Зеркало. Избранная проза | страница 98
— Сухая солома. Осторожно. Если бросить спичку — пожар…
Она проводит ладонью по его горячей щеке от уха ко рту. Он чувствует ее холодные пальцы на своих губах. Ему становится как— то тоскливо и страшно. Уйти бы скорее.
— Так это правда, что вам не крокодилы и автомобили снятся, а я. Отчего?..
Он смотрит на ее голую загорелую шею, не смея пошевелиться. Она наклоняется еще ближе.
— Отчего?..
— Оттого, что я люблю вас, — задыхаясь, в отчаянии говорит он.
— Любите?.. — ее лицо вдруг становится грустным. — Любите… Ах, Вика!
Он закрывает глаза руками.
— Господи, что я сделал. Вы сердитесь? Я обидел вас.
— Нет, нет. Но мне вас очень жаль. Вы еще совсем маленький…
Она грустно улыбается, притягивает его голову к себе и медленно целует в губы.
Деревья шумят, белая дорога блестит.
Сначала Вике хочется кричать, петь, летать. И он точно летит, так быстро несут его ставшие легкими-легкими ноги… И — как во сне — стоит только шире взмахнуть руками, и, отделившись от земли, понесешься в небо.
Потом ноги тяжелеют, руки опускаются. Он уже не летит, он идет по земле. Прямо перед ним вчерашняя скирда. Теперь она кажется огромной и черной.
Вика подходит к ней. Трогает солому. Такая же сухая…
«…Сухая солома. Осторожно. Бросить спичку — пожар».
Желтые волосы Наталии Николаевны, их сухой соломенный вкус… Запах ее духов… Дрожь проходит по его телу… Голова неприятно кружится. В груди тяжелая, томительная слабость.

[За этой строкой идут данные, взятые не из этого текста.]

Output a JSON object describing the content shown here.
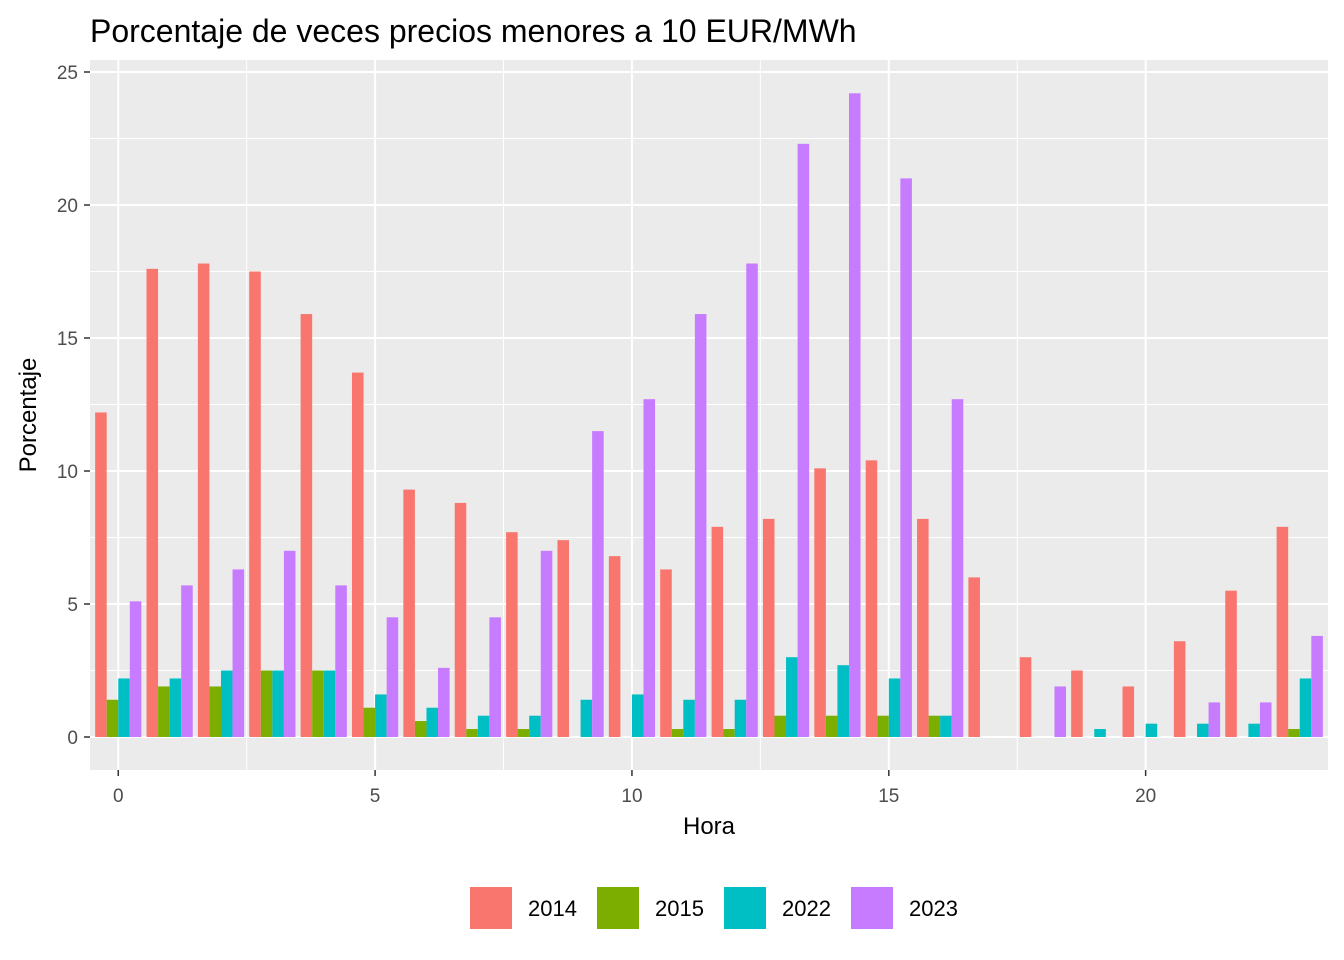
{
  "chart_data": {
    "type": "bar",
    "title": "Porcentaje de veces precios menores a 10 EUR/MWh",
    "xlabel": "Hora",
    "ylabel": "Porcentaje",
    "xlim": [
      -0.5,
      23.5
    ],
    "ylim": [
      0,
      25
    ],
    "xticks": [
      0,
      5,
      10,
      15,
      20
    ],
    "yticks": [
      0,
      5,
      10,
      15,
      20,
      25
    ],
    "grid": true,
    "legend_position": "bottom",
    "x": [
      0,
      1,
      2,
      3,
      4,
      5,
      6,
      7,
      8,
      9,
      10,
      11,
      12,
      13,
      14,
      15,
      16,
      17,
      18,
      19,
      20,
      21,
      22,
      23
    ],
    "series": [
      {
        "name": "2014",
        "color": "#F8766D",
        "values": [
          12.2,
          17.6,
          17.8,
          17.5,
          15.9,
          13.7,
          9.3,
          8.8,
          7.7,
          7.4,
          6.8,
          6.3,
          7.9,
          8.2,
          10.1,
          10.4,
          8.2,
          6.0,
          3.0,
          2.5,
          1.9,
          3.6,
          5.5,
          7.9
        ]
      },
      {
        "name": "2015",
        "color": "#7CAE00",
        "values": [
          1.4,
          1.9,
          1.9,
          2.5,
          2.5,
          1.1,
          0.6,
          0.3,
          0.3,
          0,
          0,
          0.3,
          0.3,
          0.8,
          0.8,
          0.8,
          0.8,
          0,
          0,
          0,
          0,
          0,
          0,
          0.3
        ]
      },
      {
        "name": "2022",
        "color": "#00BFC4",
        "values": [
          2.2,
          2.2,
          2.5,
          2.5,
          2.5,
          1.6,
          1.1,
          0.8,
          0.8,
          1.4,
          1.6,
          1.4,
          1.4,
          3.0,
          2.7,
          2.2,
          0.8,
          0,
          0,
          0.3,
          0.5,
          0.5,
          0.5,
          2.2
        ]
      },
      {
        "name": "2023",
        "color": "#C77CFF",
        "values": [
          5.1,
          5.7,
          6.3,
          7.0,
          5.7,
          4.5,
          2.6,
          4.5,
          7.0,
          11.5,
          12.7,
          15.9,
          17.8,
          22.3,
          24.2,
          21.0,
          12.7,
          0,
          1.9,
          0,
          0,
          1.3,
          1.3,
          3.8
        ]
      }
    ]
  }
}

«…Сухая солома. Осторожно».
Он достает папиросу, зажигает спичку, затягивается горьким дымом… Рот его кривится. Светящаяся точка папиросы, как светляк, падает в солому.
Вика пристально смотрит на быстро карабкающиеся по скирде огоньки. И вдруг почему-то удивительно ясно вспоминает «музей», устроенный им когда-то в детстве: лягушку, выпучившую круглые, глупые глаза, тонкую ящерицу, извивающуюся на жердочке.
Счастье Улиты[89]
Ее звали Улитой, и она была старой девой. В этом не было ничего удивительного. Разве можно было выйти замуж с нелепым именем Улита, Улитка?
Если бы она еще была красивой, но она была худая и длинная, бесцветная и близорукая и носила круглые роговые очки. К тому же ей летом исполнилось сорок лет. Она не возмущалась, не сердилась на судьбу. Она знала, на таких, на Улитках, не женятся. Так уж устроен мир, люди делятся на счастливых и несчастных. Она была несчастна.
Она работала и ни на что не надеялась. Надеяться, действительно, было не на что. Ничего радостного уже не могло случиться в ее одинокой, пустой и ненужной жизни.